Saturday, March 15, 2008

'We are against Chicago school closings'

By Pepe Lozano

CHICAGO — Parents, community groups, teachers and students are fed up with Chicago Public Schools officials who voted to close, consolidate or restructure 18 schools here Feb. 27.

School officials say 10 schools will be consolidated, six will undergo a “turnaround program” and two will close due to low enrollment and underperformance. The plan would require more than 2,000 students to move to other schools.

There are currently 655 public schools in Chicago serving over 400,000 students. The overwhelming majority of students are African American and Latino.

In the turnaround program students would remain at their school but the entire staff will be laid off and a new one hired. Up to 800 jobs could be affected, including 500 teachers who could apply for new positions.

Many argue that the new plan is a quick fix that fails to address a bigger problem.

The Chicago Teachers Union said the plan violates their collective bargaining agreement and has filed a grievance.

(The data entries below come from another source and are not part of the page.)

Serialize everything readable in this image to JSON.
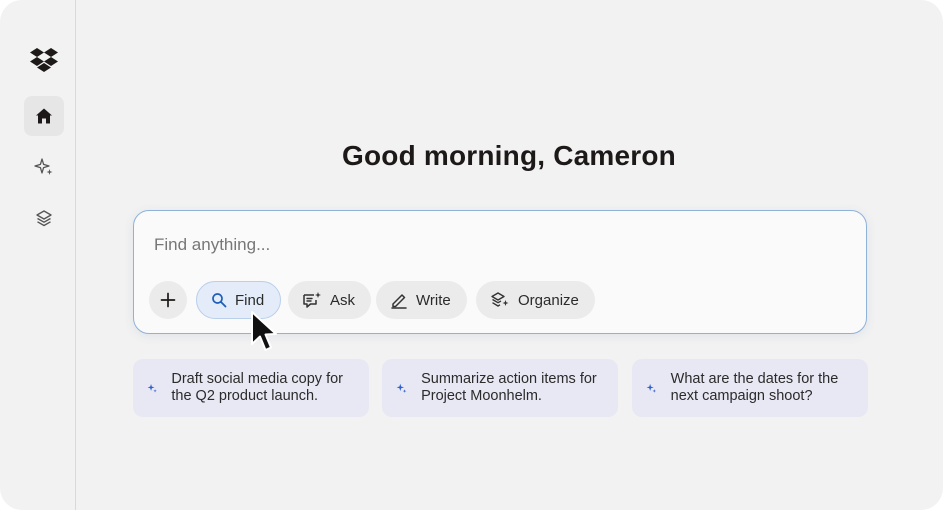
{
  "greeting": "Good morning, Cameron",
  "search": {
    "placeholder": "Find anything..."
  },
  "modes": [
    {
      "label": "Find",
      "icon": "search-icon"
    },
    {
      "label": "Ask",
      "icon": "chat-sparkle-icon"
    },
    {
      "label": "Write",
      "icon": "pen-icon"
    },
    {
      "label": "Organize",
      "icon": "layers-sparkle-icon"
    }
  ],
  "selected_mode": "Find",
  "suggestions": [
    {
      "text": "Draft social media copy for the Q2 product launch.",
      "icon": "sparkle-icon"
    },
    {
      "text": "Summarize action items for Project Moonhelm.",
      "icon": "sparkle-icon"
    },
    {
      "text": "What are the dates for the next campaign shoot?",
      "icon": "sparkle-icon"
    }
  ],
  "sidebar": {
    "items": [
      {
        "icon": "dropbox-logo-icon"
      },
      {
        "icon": "home-icon",
        "active": true
      },
      {
        "icon": "sparkle-icon"
      },
      {
        "icon": "layers-icon"
      }
    ]
  },
  "colors": {
    "background": "#f2f2f2",
    "input_border": "#8fb2d9",
    "selected_chip": "#e3ecf8",
    "suggestion_bg": "#e7e8f3",
    "sparkle_blue": "#2f5fd0"
  }
}
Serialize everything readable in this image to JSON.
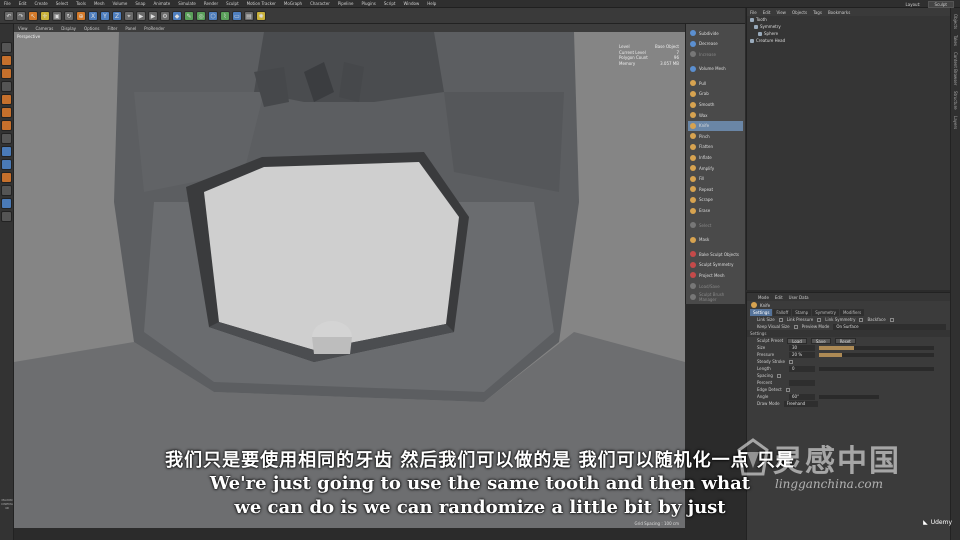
{
  "menubar": {
    "items": [
      "File",
      "Edit",
      "Create",
      "Select",
      "Tools",
      "Mesh",
      "Volume",
      "Snap",
      "Animate",
      "Simulate",
      "Render",
      "Sculpt",
      "Motion Tracker",
      "MoGraph",
      "Character",
      "Pipeline",
      "Plugins",
      "Script",
      "Window",
      "Help"
    ],
    "layout_label": "Layout:",
    "layout_value": "Sculpt"
  },
  "viewport": {
    "menu": [
      "View",
      "Cameras",
      "Display",
      "Options",
      "Filter",
      "Panel",
      "ProRender"
    ],
    "label": "Perspective",
    "stats": [
      {
        "k": "Level",
        "v": "Base Object"
      },
      {
        "k": "Current Level",
        "v": "7"
      },
      {
        "k": "Polygon Count",
        "v": "96"
      },
      {
        "k": "Memory",
        "v": "3.057 MB"
      }
    ],
    "grid_spacing": "Grid Spacing : 100 cm"
  },
  "brushes": {
    "group1": [
      "Subdivide",
      "Decrease",
      "Increase"
    ],
    "volume_mesh": "Volume Mesh",
    "group2": [
      "Pull",
      "Grab",
      "Smooth",
      "Wax",
      "Knife",
      "Pinch",
      "Flatten",
      "Inflate",
      "Amplify",
      "Fill",
      "Repeat",
      "Scrape",
      "Erase"
    ],
    "selected": "Knife",
    "group3": [
      "Select"
    ],
    "group4": [
      "Mask"
    ],
    "group5": [
      "Bake Sculpt Objects",
      "Sculpt Symmetry",
      "Project Mesh",
      "Load/Save",
      "Sculpt Brush Manager"
    ]
  },
  "object_manager": {
    "menu": [
      "File",
      "Edit",
      "View",
      "Objects",
      "Tags",
      "Bookmarks"
    ],
    "objects": [
      "Tooth",
      "Symmetry",
      "Sphere",
      "Creature Head"
    ]
  },
  "side_tabs": [
    "Objects",
    "Takes",
    "Content Browser",
    "Structure",
    "Layers"
  ],
  "attributes": {
    "menu": [
      "Mode",
      "Edit",
      "User Data"
    ],
    "tool": "Knife",
    "tabs": [
      "Settings",
      "Falloff",
      "Stamp",
      "Symmetry",
      "Modifiers"
    ],
    "active_tab": "Settings",
    "options_row1": [
      "Link Size",
      "Link Pressure",
      "Link Symmetry",
      "Backface"
    ],
    "keep_visual_size": "Keep Visual Size",
    "preview_mode_label": "Preview Mode",
    "preview_mode_value": "On Surface",
    "settings_header": "Settings",
    "sculpt_preset": "Sculpt Preset",
    "preset_buttons": [
      "Load",
      "Save",
      "Reset"
    ],
    "size_label": "Size",
    "size_value": "30",
    "pressure_label": "Pressure",
    "pressure_value": "20 %",
    "size_level": 0.3,
    "pressure_level": 0.2,
    "steady_stroke": "Steady Stroke",
    "length_label": "Length",
    "length_value": "0",
    "spacing": "Spacing",
    "percent_label": "Percent",
    "edge_detect": "Edge Detect",
    "angle_label": "Angle",
    "angle_value": "60°",
    "draw_mode_label": "Draw Mode",
    "draw_mode_value": "Freehand"
  },
  "subtitles": {
    "cn": "我们只是要使用相同的牙齿 然后我们可以做的是 我们可以随机化一点 只是",
    "en_line1": "We're just going to use the same tooth and then what",
    "en_line2": "we can do is we can randomize a little bit by just"
  },
  "watermark": {
    "cn": "灵感中国",
    "url": "lingganchina.com"
  },
  "udemy": "Udemy",
  "maxon_logo": "MAXON CINEMA 4D"
}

CTU members unanimously passed a resolution condemning Chicago Public Schools CEO Arne Duncan and Board of Education President Rufus Williams. The resolution voices a lack of confidence in their leadership.

“Once again, decisions have been made by individuals who have never spent a day teaching in a classroom,” CTU President Marilyn Stewart said in a recent statement. “What does it say to those who are entrusted to teach when their experience and input is ignored time and again?”

Stewart added, “The board has also completely ignored the important role of collaboration between management and labor in employment matters and in doing what is best for Chicago’s children.”

Before the board made its decision on Feb. 27, more than 100 students at Orr High School, one of the schools that will be affected, walked out of school in protest and showed up at the board meeting.

The students joined parents, community and religious leaders, local school council members and teachers at the Chicago Public Schools headquarters to oppose the sweeping changes that they say will disrupt their education and in some cases threaten students’ safety.

School officials argue that the changes will save millions of dollars and help improve academics, but others are fighting the cuts and feel minority children are being victimized.

“CPS is not operating in the interests of lower-income Latino and African American families,” said Jitu Brown, education organizer with the Kenwood Oakland Community Organization. “Our schools have been historically neglected,” he said.

Brown added, “Our schools are turned upside down rather than being supported and we are against the school closings. Schools are the one place that young people can go to and when you remove that you further destabilize the community.”

Julie Woestenhoff, executive director of Parents United for Responsible Education, told the World, “It’s very clear this is not about improving schools. It’s about manipulating developers and big business and it’s a shame, because they are disrupting so many people’s lives.”

Woestenhoff also felt that the poorest and underserved communities are being victimized and said the CPS plan sends a message “that they don’t have room for us.”

“This is a philosophical and moral battle about what public schools mean,” she said. “Ultimately we’ll have no place to go.”

Brown said, “We need to consider the human aspect. The new CPS plan is another way for special interests to have their financial needs met at the expense of our kids.” The No Child Left Behind Act is “a national plan to privatize public education and that’s a problem,” he added.

Brown described some steps that could help solve the shortcomings of Chicago’s schools, measures that he said the school system should endorse.

These include real democracy in the system, he said, including electing board members and holding them accountable, strengthening local school councils and their political role as decision-makers with community impact, a thorough analysis and evaluation of Chicago’s schools and their weaknesses, and redirection of resources including an emphasis on social and emotional learning for students.